Problem Description
Given an array of n integers, determine whether the array can become non-decreasing by modifying at most one element. An array is non-decreasing if for every index i (0-based) such that 0 <= i < n - 1, the condition nums[i] <= nums[i+1] holds.
Key Insights
- Only one modification is allowed, so you must carefully check for any violations of the non-decreasing order.
- When a violation (nums[i] < nums[i-1]) is found, decide which element to modify (either nums[i-1] or nums[i]) so that the overall ordering can be maintained.
- If more than one violation is encountered, it isn’t possible to achieve the non-decreasing order with just one change.

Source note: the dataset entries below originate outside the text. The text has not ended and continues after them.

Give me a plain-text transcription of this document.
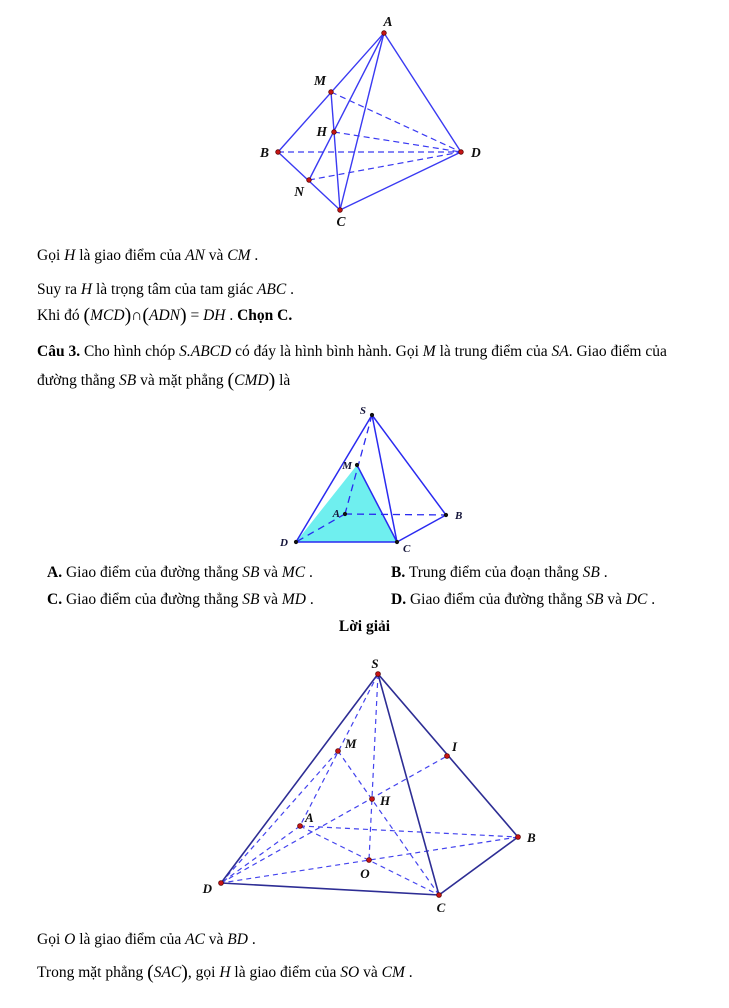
A
M
H
B	D
N
C
S
M
A	B
D	C
S
M	I
H
A
B
O
D
C
Gọi H là giao điểm của AN và CM .
Suy ra H là trọng tâm của tam giác ABC .
Khi đó (MCD)∩(ADN) = DH . Chọn C.
Câu 3. Cho hình chóp S.ABCD có đáy là hình bình hành. Gọi M là trung điểm của SA. Giao điểm của
đường thẳng SB và mặt phẳng (CMD) là
A. Giao điểm của đường thẳng SB và MC .	B. Trung điểm của đoạn thẳng SB .
C. Giao điểm của đường thẳng SB và MD .	D. Giao điểm của đường thẳng SB và DC .
Lời giải
Gọi O là giao điểm của AC và BD .
Trong mặt phẳng (SAC), gọi H là giao điểm của SO và CM .
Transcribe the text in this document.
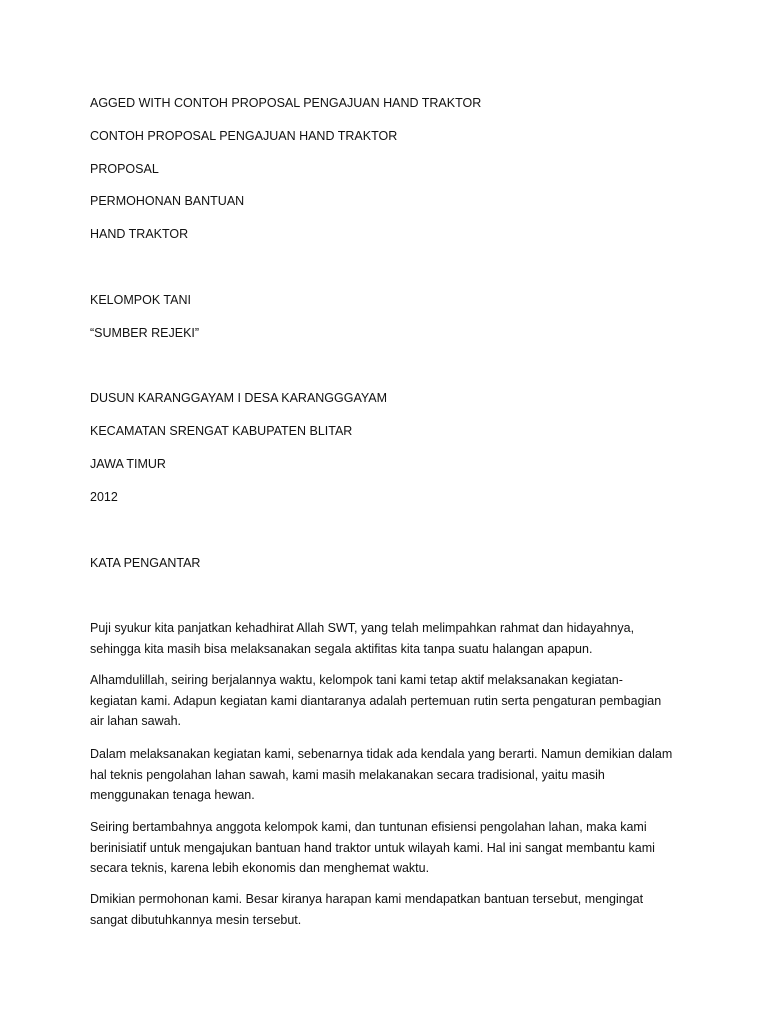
AGGED WITH CONTOH PROPOSAL PENGAJUAN HAND TRAKTOR
CONTOH PROPOSAL PENGAJUAN HAND TRAKTOR
PROPOSAL
PERMOHONAN BANTUAN
HAND TRAKTOR
KELOMPOK TANI
“SUMBER REJEKI”
DUSUN KARANGGAYAM I DESA KARANGGGAYAM
KECAMATAN SRENGAT KABUPATEN BLITAR
JAWA TIMUR
2012
KATA PENGANTAR
Puji syukur kita panjatkan kehadhirat Allah SWT, yang telah melimpahkan rahmat dan hidayahnya,
sehingga kita masih bisa melaksanakan segala aktifitas kita tanpa suatu halangan apapun.
Alhamdulillah, seiring berjalannya waktu, kelompok tani kami tetap aktif melaksanakan kegiatan-
kegiatan kami. Adapun kegiatan kami diantaranya adalah pertemuan rutin serta pengaturan pembagian
air lahan sawah.
Dalam melaksanakan kegiatan kami, sebenarnya tidak ada kendala yang berarti. Namun demikian dalam
hal teknis pengolahan lahan sawah, kami masih melakanakan secara tradisional, yaitu masih
menggunakan tenaga hewan.
Seiring bertambahnya anggota kelompok kami, dan tuntunan efisiensi pengolahan lahan, maka kami
berinisiatif untuk mengajukan bantuan hand traktor untuk wilayah kami. Hal ini sangat membantu kami
secara teknis, karena lebih ekonomis dan menghemat waktu.
Dmikian permohonan kami. Besar kiranya harapan kami mendapatkan bantuan tersebut, mengingat
sangat dibutuhkannya mesin tersebut.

- Handling edge cases (e.g., when the violation is at the beginning of the array) is crucial.
Space and Time Complexity
Time Complexity: O(n) - A single linear scan through the array. Space Complexity: O(1) - Modifications and counters are done in-place without extra space.
Solution
The main idea is to iterate through the array and count the number of violations where a current element is less than its previous element. If more than one violation is found, return false. At the time of the violation, decide whether to adjust the previous element (nums[i-1]) or the current element (nums[i]):
- If the violation is at the beginning of the array (i == 1) or if nums[i] >= nums[i-2], modify the previous element (i.e., set nums[i-1] to nums[i]). This ensures the sequence before the violation remains sorted.
- Otherwise, if modifying the previous element would lead to another violation, modify the current element (nums[i]) to the value of the previous element.
- Continue the scan; if more than one violation is encountered, it means the array cannot be fixed with a single modification.
This greedy approach ensures that we make the locally optimal change which could eventually lead to a globally non-decreasing array.